On 2 April 2024, at another event in Soweto, Hlazo-Webster was unveiled as BOSA's candidate for election as Premier of Gauteng in the upcoming general election. Her campaign platform focused on the economy. Alongside her provincial campaign, she was ranked second on BOSA's party list for election to the national Parliament of South Africa.'

When the election was held in May 2024, BOSA won only one seat in the Gauteng Provincial Legislature. Maimane announced that the Gauteng seat would be filled by Ayanda Allie, while Hlazo-Webster would join him in Parliament as one of the party's two national representatives. After she was sworn in to the National Assembly on 14 June, Hlazo-Webster was appointed as a member of the Portfolio Committee on Water and Sanitation, a member of the Portfolio Committee on Small Business Development, and an alternate member of the Portfolio Committee on Trade, Industry and Competition.

== Personal life ==
Hlazo-Webster is Christian.
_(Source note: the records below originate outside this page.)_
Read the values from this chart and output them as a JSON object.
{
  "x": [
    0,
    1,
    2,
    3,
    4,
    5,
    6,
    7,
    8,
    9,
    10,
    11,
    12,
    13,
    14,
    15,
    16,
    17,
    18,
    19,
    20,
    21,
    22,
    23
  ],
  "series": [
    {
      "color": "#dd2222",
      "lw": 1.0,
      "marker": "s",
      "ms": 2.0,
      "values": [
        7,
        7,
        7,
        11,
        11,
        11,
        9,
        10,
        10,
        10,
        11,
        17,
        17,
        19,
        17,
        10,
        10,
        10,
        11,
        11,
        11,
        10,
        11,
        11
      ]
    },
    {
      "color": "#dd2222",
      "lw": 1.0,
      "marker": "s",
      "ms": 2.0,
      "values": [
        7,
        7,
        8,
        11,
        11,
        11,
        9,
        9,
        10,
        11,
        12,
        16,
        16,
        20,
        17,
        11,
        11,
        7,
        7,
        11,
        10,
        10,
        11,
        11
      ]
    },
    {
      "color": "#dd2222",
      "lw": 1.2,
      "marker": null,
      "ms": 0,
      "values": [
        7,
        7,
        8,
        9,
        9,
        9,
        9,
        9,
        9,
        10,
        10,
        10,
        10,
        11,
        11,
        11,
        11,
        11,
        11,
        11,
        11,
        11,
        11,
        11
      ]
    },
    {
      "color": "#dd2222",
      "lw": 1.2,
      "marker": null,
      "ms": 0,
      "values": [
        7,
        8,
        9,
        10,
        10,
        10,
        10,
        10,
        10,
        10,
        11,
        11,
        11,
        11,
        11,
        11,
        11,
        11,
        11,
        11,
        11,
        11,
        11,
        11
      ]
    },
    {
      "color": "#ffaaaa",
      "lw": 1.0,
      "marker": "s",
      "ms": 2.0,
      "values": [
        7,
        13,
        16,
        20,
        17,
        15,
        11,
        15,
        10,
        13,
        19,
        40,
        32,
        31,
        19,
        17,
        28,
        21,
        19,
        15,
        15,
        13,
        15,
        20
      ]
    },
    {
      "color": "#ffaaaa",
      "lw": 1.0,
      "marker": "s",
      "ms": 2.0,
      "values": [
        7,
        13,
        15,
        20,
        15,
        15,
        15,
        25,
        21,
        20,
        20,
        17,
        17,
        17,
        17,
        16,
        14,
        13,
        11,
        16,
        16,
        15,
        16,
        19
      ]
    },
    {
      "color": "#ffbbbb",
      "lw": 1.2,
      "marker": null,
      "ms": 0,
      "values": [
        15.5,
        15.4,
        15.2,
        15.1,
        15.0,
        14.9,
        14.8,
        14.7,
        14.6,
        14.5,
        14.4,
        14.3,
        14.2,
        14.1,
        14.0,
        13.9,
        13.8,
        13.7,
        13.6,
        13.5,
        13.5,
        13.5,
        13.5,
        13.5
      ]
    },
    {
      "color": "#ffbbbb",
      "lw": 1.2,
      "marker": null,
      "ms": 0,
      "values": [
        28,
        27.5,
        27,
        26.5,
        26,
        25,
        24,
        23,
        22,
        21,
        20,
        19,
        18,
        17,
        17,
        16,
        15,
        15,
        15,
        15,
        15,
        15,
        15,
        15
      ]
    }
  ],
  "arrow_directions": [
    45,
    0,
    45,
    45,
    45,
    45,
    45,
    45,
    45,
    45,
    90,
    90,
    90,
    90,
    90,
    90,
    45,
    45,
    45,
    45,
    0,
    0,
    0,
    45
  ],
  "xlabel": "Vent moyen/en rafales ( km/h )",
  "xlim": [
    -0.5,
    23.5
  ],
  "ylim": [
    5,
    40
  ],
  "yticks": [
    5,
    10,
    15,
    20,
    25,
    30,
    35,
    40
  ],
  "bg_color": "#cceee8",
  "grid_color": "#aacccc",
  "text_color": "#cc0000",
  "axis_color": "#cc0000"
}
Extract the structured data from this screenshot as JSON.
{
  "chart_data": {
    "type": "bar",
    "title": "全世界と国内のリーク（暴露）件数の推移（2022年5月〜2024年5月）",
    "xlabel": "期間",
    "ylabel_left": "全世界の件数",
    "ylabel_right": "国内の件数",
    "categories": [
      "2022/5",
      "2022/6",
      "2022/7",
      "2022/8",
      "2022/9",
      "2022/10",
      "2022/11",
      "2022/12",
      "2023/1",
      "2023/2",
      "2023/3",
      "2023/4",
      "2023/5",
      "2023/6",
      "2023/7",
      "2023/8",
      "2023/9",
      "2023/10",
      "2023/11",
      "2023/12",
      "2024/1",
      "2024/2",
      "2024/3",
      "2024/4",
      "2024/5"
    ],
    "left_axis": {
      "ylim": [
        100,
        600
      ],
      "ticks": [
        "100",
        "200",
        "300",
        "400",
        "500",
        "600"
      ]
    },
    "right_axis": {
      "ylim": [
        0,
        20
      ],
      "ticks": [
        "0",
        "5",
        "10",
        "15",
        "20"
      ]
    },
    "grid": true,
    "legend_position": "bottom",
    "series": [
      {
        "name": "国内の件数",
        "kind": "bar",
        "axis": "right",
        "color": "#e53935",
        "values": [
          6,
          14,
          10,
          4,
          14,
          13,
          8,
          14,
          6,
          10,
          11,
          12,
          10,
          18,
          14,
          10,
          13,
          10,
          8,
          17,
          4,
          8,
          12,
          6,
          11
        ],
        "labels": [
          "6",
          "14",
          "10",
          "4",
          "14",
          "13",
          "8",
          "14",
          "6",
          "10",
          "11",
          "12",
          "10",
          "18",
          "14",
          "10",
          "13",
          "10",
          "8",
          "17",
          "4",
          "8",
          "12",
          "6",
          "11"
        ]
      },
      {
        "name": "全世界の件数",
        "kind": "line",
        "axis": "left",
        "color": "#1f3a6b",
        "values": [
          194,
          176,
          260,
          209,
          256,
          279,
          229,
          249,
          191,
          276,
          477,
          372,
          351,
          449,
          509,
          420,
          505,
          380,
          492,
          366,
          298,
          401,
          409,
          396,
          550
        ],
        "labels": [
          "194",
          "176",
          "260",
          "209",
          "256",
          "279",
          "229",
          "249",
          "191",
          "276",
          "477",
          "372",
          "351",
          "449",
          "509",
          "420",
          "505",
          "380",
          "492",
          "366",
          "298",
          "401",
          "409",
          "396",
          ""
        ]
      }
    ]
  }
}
She married Ayanda Webster in 2007; they have two sons. Together the couple convened a non-denominational religious group, the Salt and Light Tribe; founded a non-profit organisation called Phatha; and launched a vlog series about their marriage, Love on the Reel. They moved to Gauteng in 2011.

Hlazo-Webster was a close friend to environmental activist Ndoni Mcunu and acted as a spokesperson for Mchunu's family after her death in 2022.